Another figure I found was actual profit they made. Annual profit for Shochiku Studio in 1931 was 518,348 yen. Now, according to Annual Report of Motion Picture Censorship for that year, Shochiku produced total of 1,537 reels for theatrical release. This means they made profit of only 329 yen per reel. There was no way they would pay 500 yen for sound technology license.
However, there was one company that incorporated Western Electric sound system. Nikkatsu decided to use American system in 1932, abandoning the P. C. L. system. Nikkatsu needed stimulant to resurrect its status in the industry. Their products were heavily criticized, along with its poor sound quality. It was losing money in 1932, more than 800,000 yen in red. Now, I cannot find data on how much they actually paid for license, but it wasn’t bad decision after all. Their products improved around 1933, regaining its momentum, and their financial figures improved as well. Its directors, such as Tomu Uchida, Tomosaka Tasaka, made a series of ambitious films in late 1930s.

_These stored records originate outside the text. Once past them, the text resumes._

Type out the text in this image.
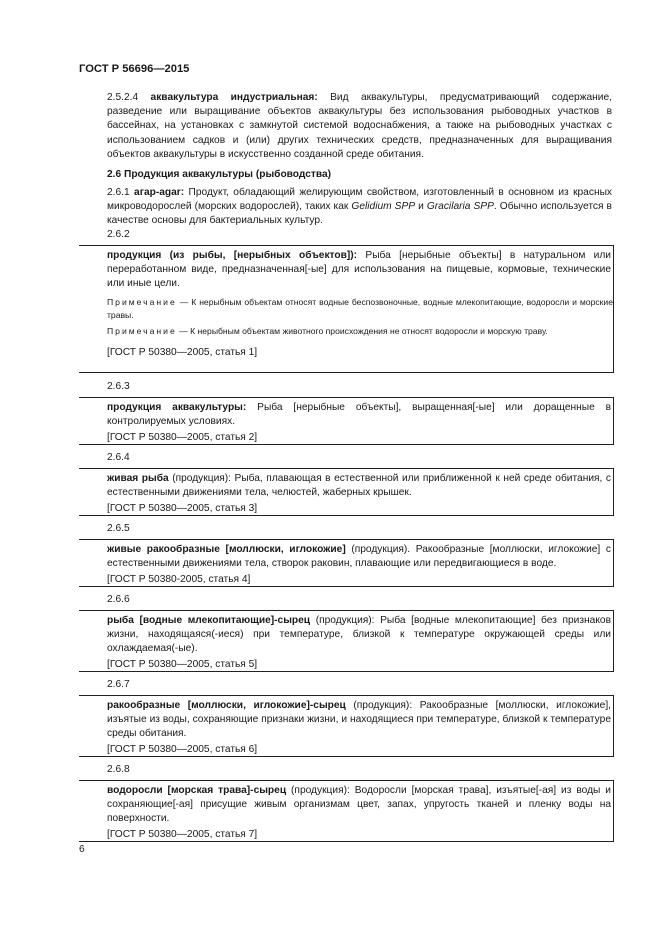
ГОСТ Р 56696—2015
2.5.2.4 аквакультура индустриальная: Вид аквакультуры, предусматривающий содержание, разведение или выращивание объектов аквакультуры без использования рыбоводных участков в бассейнах, на установках с замкнутой системой водоснабжения, а также на рыбоводных участках с использованием садков и (или) других технических средств, предназначенных для выращивания объектов аквакультуры в искусственно созданной среде обитания.
2.6 Продукция аквакультуры (рыбоводства)
2.6.1 агар-agar: Продукт, обладающий желирующим свойством, изготовленный в основном из красных микроводорослей (морских водорослей), таких как Gelidium SPP и Gracilaria SPP. Обычно используется в качестве основы для бактериальных культур.
2.6.2
продукция (из рыбы, [нерыбных объектов]): Рыба [нерыбные объекты] в натуральном или переработанном виде, предназначенная[-ые] для использования на пищевые, кормовые, технические или иные цели.
Примечание — К нерыбным объектам относят водные беспозвоночные, водные млекопитающие, водоросли и морские травы.
Примечание — К нерыбным объектам животного происхождения не относят водоросли и морскую траву.
[ГОСТ Р 50380—2005, статья 1]
2.6.3
продукция аквакультуры: Рыба [нерыбные объекты], выращенная[-ые] или доращенные в контролируемых условиях.
[ГОСТ Р 50380—2005, статья 2]
2.6.4
живая рыба (продукция): Рыба, плавающая в естественной или приближенной к ней среде обитания, с естественными движениями тела, челюстей, жаберных крышек.
[ГОСТ Р 50380—2005, статья 3]
2.6.5
живые ракообразные [моллюски, иглокожие] (продукция). Ракообразные [моллюски, иглокожие] с естественными движениями тела, створок раковин, плавающие или передвигающиеся в воде.
[ГОСТ Р 50380-2005, статья 4]
2.6.6
рыба [водные млекопитающие]-сырец (продукция): Рыба [водные млекопитающие] без признаков жизни, находящаяся(-иеся) при температуре, близкой к температуре окружающей среды или охлаждаемая(-ые).
[ГОСТ Р 50380—2005, статья 5]
2.6.7
ракообразные [моллюски, иглокожие]-сырец (продукция): Ракообразные [моллюски, иглокожие], изъятые из воды, сохраняющие признаки жизни, и находящиеся при температуре, близкой к температуре среды обитания.
[ГОСТ Р 50380—2005, статья 6]
2.6.8
водоросли [морская трава]-сырец (продукция): Водоросли [морская трава], изъятые[-ая] из воды и сохраняющие[-ая] присущие живым организмам цвет, запах, упругость тканей и пленку воды на поверхности.
[ГОСТ Р 50380—2005, статья 7]
6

Just for comparison, JAZZ SINGER’s production cost was $422,000, which was a generous budget for a typical Warner Brothers’ feature. Considering that 5,000 yen (A-movie production cost in Japan at the time) would have been only $2,000 in U.S. currency, the difference was phenomenal. It was just the gap in monetary power between the two nations. Moreover, I guess this license fee mentioned was just for camera negatives only. It might well have been another arrangement for theatrical distribution positive prints as well. It is no wonder that Japanese companies pursued their own sound motion picture technologies.